エントランスを抜け、広めのサロンへ向かう。そこには既にラクウェルとオクヴィアス、そしてラナリスのベルフィアス公爵家の面々とエリナ、ルトヴィスが対面していた。ちょうどエリナからオクヴィアスへとルトヴィスが手渡されるところだ。ミントの姿が見えないので、席を外しているのだろう。
「可愛いですね。本当にアルの小さい頃によく似ています」
「ありがとうございます。マグリア卿もそうおっしゃっていました」
にこやかに交わされる会話の中に入るのは忍びないが、黙ってみているわけにもいかない。中へと足を踏み入れると、傍にいたラクウェルがアルヴィスに気づく。
「来たか、アルヴィス」
「遅くなってしまいすみません、父上」
「仕方ないさ。気にするな」
ラクウェルのところへ歩み寄ったところで、エリナたちもアルヴィスに気づいた。挨拶を交わしながら皆がこちらへと近づいてくる。ルトヴィスはオクヴィアスに抱かれたままだが、アルヴィスが来たことによりその手をアルヴィスへと伸ばしてきていた。これもいつものことだ。その様子に思わずアルヴィスの表情も綻ぶ。
「まぁこの子はお父様が大好きなのですね」
「そういうわけではないのですが……」
「子どもは本能的に行動するものですもの。間違ってはいませんよ」
そういいながらオクヴィアスはアルヴィスにルトヴィスを預けてくる。安心したのかルトヴィスが大人しくなった。微笑ましい様子に和やかな雰囲気が流れる。立ち話もということで、ソファーへと座る。エリナとアルヴィスを挟む形で、ラクウェルとオクヴィアス、ラナリスがそれぞれ両隣のソファーへと腰を下ろした。それでもルトヴィスはアルヴィスの腕に抱かれたままだ。
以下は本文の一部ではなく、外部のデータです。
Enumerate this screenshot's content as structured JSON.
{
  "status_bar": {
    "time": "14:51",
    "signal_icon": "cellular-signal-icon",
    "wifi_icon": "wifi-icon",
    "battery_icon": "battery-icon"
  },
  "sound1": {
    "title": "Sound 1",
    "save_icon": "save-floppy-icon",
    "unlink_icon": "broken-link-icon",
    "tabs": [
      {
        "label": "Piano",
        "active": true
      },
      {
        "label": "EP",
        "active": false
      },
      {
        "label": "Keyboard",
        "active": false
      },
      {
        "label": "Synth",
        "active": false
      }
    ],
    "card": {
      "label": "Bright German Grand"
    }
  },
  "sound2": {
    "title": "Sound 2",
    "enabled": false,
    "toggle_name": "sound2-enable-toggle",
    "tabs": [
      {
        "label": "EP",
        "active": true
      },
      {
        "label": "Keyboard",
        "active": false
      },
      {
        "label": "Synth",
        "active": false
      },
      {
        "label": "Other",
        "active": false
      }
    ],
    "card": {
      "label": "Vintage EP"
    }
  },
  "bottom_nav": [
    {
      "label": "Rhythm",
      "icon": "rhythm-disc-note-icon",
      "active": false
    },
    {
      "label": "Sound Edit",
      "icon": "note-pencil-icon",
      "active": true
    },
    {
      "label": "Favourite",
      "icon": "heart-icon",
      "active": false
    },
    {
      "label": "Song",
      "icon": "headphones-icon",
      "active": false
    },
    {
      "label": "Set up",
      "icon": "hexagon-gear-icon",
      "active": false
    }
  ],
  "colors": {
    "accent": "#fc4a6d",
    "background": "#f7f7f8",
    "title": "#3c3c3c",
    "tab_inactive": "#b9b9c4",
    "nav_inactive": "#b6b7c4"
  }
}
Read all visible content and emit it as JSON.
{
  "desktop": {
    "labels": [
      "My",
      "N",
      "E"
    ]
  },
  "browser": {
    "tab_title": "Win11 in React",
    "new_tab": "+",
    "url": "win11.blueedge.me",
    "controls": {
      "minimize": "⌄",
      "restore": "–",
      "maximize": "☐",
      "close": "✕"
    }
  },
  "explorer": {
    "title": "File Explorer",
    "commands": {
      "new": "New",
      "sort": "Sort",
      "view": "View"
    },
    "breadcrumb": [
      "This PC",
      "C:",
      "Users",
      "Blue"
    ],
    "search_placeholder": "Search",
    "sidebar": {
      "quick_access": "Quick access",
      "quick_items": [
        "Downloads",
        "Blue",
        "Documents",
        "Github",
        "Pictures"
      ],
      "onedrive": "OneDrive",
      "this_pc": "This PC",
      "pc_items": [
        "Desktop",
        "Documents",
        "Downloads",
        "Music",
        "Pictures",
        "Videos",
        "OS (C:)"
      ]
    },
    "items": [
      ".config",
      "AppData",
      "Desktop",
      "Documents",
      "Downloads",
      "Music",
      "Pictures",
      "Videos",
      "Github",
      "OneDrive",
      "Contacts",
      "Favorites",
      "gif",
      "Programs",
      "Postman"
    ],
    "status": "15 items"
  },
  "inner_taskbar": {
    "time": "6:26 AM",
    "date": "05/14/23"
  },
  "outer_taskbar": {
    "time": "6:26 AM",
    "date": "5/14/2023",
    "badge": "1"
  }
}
「アル、お疲れ様でした。とても立派でしたよ。ねぇラナリス?」
「はい、本当に素敵でしたお兄様! エリナお義姉様も格好良かったです」
「ありがとうございます」
オクヴィアスとラナリス二人に褒められ、エリナはアルヴィスの隣に並びながら微笑んだ。戴冠の儀では、ベルフィアス公爵家としてラクウェルとオクヴィアスは先頭列に並んでいた。ラナリスもアルヴィスの同母妹という立場にもなるので、同じく先頭列だったのだ。むしろラクウェルよりもラナリスの方が王座には近かった。アルヴィスとエリナの姿も良く見えたことだろう。
「お兄様は王冠もよくお似合いでしたね」
「王族は大体が金髪だから似合わないことはないと思うんだが……」
「そういうことではありませんよ、お兄様。お兄様の金色は伯父様よりも華やかですから、ああいった場だと透き通って見えます。なんだか不思議な光景でした」
「同じ髪色なんだから、俺が似合うならラナも似合うだろ」
「それは私の密かな自慢です!」
密かも何も、貴族ならば全員が知っていることではある。別に兄妹で色合いが似ているのは珍しくもなんともない。シオディランとハーバラのランセル侯爵家の兄妹とて同じだし、探せば当たり前のように沢山出てくるだろう。ラナリスとアルヴィスは顔のパーツといい似通っている部分が多いので、男であるアルヴィスは昔から複雑な想いを抱いてきた。逆にラナリスはそれを自慢していたらしいのだが、全く理解できなかった。
「お前たちは仲が良い兄妹だからな。私よりもオクヴィアスの色を濃く受け継いだからかもしれんな」
「そんなことはありません。頑固なところや思考に耽ってしまえば戻ってこないところといい、アルは旦那様にそっくりです。考えすぎなところも同じだと思いますよ」
あまり聞いたことがない両親の会話に、アルヴィスはどう反応していいのかわからなかった。物心ついたころから傍に両親がいないのが当たり前だったので、こういった会話を聞く機会さえなかったのだから当然だろう。エリナは楽しそうに耳を傾けている。ラナリスも同じく楽しそうだ。こういう機会が今までなかったけれど、今は両親にも事情があったと理解しているし、アルヴィスが知らないところで傍にいてくれたということも聞いている。とはいえ、自分のことを目の前で話題にされるのが複雑なのに変わりはないけれど。
「そういえばアルヴィス、お前には先に言っておかなければな」
「父上?」
突然、そのように告げてきたラクウェルにアルヴィスは首を傾げた。何かあったのだろうかと身構えていると、その次に述べられた言葉に絶句する。